Suez Cement will seek to increase its energy intake and its production capacity by 15%, Bruno Carrè, the company’s Managing Director in Egypt, said during the Milan Expo 2015.
Carrè added the company will not file a request to obtain a new cement licence, however.
The company has used EGP 300,000 to promote its section at the expo using the new cements products the mother company produced.
In March, Carrè told Daily News Egypt the cement company will convert two new facilities to coal in 2015, adding to two facilities converted in 2014.
“We are investing some EGP 400m per year for four years,” Carrè said. “We have done one and we converted two plants and we have another two plants to complete.”

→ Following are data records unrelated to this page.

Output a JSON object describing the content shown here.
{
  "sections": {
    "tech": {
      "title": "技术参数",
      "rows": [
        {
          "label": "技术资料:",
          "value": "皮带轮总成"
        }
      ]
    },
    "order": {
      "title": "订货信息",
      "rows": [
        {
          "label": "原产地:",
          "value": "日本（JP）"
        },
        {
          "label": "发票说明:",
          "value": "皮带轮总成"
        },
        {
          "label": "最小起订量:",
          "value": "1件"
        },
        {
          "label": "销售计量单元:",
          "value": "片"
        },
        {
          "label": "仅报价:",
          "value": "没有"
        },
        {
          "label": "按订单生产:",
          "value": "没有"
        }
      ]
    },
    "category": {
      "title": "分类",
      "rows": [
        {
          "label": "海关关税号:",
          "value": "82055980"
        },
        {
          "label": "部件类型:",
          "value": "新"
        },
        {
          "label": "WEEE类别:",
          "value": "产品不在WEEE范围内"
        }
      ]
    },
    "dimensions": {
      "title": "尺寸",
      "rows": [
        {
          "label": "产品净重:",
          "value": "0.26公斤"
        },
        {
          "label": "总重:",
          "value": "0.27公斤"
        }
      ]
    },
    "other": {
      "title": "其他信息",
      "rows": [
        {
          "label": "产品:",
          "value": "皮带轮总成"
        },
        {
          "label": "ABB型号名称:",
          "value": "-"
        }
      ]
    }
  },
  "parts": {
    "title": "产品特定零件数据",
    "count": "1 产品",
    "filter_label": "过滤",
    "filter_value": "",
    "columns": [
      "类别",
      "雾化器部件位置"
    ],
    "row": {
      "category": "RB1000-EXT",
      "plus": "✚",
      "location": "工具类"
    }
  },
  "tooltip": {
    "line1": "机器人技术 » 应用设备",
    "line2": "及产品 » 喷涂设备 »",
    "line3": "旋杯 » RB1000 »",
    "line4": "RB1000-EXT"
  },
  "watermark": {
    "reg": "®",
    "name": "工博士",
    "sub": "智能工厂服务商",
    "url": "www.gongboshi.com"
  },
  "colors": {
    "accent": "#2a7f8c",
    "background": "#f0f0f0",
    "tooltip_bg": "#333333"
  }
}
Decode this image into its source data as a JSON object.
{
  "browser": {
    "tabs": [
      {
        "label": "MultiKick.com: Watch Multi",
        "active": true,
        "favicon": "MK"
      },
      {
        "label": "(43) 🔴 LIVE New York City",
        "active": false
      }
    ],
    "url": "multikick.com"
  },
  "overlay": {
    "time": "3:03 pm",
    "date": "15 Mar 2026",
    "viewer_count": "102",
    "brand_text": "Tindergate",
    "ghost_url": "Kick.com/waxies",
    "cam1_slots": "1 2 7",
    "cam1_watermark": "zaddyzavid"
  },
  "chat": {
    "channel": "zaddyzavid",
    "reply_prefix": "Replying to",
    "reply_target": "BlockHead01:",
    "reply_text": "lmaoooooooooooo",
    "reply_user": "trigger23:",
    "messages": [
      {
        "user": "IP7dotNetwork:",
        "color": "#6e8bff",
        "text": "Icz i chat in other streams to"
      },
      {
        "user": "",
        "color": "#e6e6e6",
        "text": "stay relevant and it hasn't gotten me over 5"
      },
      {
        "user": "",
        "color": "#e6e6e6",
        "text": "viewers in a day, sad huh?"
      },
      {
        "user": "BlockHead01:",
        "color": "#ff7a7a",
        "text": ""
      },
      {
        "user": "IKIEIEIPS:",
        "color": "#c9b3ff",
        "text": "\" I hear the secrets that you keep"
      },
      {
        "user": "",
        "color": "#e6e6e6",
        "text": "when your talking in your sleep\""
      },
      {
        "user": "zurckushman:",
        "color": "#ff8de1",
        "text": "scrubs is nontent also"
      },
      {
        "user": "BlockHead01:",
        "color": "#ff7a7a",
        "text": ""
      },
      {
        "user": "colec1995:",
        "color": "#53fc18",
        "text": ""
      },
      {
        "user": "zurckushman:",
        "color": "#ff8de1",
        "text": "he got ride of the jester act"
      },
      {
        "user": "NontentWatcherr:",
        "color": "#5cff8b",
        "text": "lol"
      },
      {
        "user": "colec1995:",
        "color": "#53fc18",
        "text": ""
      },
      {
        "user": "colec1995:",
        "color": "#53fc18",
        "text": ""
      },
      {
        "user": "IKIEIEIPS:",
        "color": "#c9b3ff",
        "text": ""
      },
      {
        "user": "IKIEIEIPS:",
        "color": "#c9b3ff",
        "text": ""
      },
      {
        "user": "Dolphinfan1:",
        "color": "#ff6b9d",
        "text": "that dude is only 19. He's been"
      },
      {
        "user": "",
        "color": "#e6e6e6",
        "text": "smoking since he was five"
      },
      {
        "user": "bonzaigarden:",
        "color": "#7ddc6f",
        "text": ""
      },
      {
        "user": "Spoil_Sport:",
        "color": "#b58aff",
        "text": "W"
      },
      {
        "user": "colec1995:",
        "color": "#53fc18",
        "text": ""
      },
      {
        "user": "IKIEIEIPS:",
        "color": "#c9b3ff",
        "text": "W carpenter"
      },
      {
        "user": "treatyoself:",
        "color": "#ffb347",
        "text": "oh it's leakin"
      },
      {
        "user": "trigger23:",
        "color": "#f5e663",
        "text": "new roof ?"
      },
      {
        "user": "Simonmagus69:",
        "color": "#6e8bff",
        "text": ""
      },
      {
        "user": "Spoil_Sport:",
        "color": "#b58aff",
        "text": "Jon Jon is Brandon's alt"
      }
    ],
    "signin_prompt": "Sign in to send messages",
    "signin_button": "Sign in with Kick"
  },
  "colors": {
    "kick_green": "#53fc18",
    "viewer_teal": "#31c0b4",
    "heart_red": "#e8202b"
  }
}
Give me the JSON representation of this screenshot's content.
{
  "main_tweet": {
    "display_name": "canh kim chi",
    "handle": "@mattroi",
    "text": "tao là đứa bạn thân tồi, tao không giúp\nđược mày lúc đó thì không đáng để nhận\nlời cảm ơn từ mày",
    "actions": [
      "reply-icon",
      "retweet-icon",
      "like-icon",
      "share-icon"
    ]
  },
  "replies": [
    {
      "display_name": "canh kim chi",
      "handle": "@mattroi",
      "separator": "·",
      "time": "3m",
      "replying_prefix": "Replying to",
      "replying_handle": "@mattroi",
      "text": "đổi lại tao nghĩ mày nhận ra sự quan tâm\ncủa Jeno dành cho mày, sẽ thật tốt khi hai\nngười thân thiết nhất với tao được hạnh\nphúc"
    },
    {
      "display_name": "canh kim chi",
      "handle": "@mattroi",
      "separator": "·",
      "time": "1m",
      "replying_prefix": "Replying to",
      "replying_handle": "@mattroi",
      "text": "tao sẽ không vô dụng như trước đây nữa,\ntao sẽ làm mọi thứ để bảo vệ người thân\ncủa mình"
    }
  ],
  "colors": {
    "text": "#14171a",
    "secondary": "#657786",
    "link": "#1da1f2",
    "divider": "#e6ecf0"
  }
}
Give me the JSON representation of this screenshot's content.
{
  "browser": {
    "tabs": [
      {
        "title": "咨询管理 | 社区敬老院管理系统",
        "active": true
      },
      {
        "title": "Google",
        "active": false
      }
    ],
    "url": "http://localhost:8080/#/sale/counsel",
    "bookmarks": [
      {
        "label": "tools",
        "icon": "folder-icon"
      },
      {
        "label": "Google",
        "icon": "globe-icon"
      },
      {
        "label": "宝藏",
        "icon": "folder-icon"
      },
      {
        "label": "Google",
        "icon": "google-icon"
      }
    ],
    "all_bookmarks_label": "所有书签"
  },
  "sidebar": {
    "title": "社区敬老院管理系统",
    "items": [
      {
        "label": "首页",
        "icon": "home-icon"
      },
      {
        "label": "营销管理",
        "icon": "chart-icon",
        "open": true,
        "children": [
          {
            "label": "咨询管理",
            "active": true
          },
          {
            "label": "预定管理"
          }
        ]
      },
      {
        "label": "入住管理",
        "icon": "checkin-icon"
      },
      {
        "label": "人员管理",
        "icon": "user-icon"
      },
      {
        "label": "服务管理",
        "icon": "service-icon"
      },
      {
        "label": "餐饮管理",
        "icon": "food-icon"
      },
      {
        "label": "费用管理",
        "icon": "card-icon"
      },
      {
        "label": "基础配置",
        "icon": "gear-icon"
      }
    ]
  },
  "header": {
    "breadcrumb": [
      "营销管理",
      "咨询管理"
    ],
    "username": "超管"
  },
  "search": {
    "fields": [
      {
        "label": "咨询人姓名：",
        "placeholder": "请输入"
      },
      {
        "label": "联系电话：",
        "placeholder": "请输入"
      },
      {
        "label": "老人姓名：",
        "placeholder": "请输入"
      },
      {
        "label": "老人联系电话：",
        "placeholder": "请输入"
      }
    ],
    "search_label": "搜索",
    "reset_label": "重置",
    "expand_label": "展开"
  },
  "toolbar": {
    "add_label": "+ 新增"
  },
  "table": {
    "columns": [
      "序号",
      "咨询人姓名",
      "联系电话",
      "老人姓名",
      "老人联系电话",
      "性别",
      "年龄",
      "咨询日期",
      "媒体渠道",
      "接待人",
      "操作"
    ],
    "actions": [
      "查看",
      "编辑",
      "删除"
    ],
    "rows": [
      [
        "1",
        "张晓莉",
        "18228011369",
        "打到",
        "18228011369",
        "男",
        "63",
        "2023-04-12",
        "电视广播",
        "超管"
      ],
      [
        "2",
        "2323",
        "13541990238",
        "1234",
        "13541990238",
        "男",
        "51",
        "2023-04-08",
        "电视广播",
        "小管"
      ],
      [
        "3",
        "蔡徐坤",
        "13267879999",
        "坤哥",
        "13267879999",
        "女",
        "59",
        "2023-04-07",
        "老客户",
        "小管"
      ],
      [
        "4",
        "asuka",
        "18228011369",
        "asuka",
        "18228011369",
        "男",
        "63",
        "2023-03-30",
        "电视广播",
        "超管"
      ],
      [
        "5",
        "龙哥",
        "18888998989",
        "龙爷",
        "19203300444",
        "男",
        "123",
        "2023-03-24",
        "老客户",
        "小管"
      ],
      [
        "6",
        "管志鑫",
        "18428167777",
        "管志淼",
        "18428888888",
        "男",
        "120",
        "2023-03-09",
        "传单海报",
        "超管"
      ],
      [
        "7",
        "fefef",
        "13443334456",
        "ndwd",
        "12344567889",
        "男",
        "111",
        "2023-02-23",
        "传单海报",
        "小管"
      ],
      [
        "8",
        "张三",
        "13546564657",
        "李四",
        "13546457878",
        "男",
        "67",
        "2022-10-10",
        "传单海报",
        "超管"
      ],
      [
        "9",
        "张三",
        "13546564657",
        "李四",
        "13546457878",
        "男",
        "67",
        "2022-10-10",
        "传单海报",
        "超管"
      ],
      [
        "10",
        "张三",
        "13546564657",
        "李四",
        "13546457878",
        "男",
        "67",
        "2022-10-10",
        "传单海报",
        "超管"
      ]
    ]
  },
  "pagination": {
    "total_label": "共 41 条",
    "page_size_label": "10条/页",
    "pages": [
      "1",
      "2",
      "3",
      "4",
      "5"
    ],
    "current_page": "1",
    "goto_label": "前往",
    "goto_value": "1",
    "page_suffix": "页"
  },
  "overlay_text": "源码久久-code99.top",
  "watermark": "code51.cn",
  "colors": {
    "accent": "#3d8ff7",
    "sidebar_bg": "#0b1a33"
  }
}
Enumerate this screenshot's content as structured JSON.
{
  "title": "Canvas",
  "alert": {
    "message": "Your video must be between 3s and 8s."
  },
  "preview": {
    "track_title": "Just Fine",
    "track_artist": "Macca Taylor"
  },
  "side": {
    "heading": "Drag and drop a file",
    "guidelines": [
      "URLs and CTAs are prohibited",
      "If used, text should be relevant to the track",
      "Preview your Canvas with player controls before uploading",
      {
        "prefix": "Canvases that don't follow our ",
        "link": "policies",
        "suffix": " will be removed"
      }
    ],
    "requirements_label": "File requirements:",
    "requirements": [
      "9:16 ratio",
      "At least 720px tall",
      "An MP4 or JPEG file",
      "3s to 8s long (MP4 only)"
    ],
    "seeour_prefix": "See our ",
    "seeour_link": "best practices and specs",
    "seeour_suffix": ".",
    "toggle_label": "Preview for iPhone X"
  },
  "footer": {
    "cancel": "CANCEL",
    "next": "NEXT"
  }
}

At the Economic Summit that same month, Carlo Pesenti, the CEO of Suez Cement’s mother company Italcementi, said the company is currently focusing on energy source diversification at its Egyptian facilities.
On whether or not the company will pump new investments into Egypt, Pesenti said the company “has capacity [to increase the volume of investments]”.
Regarding its current Egyptian investments, Pesenti said the “company is investing some €150m to build a wind farm that will be deployed in the next 24 months”.
On 26 March, the company donated EGP 30m to the Long Live Egypt fund. A check worth EGP 10m was given to Prime Minister Ibrahim Mehleb. The remaining EGP 20m will be given over the next two years, with EGP 10m each year.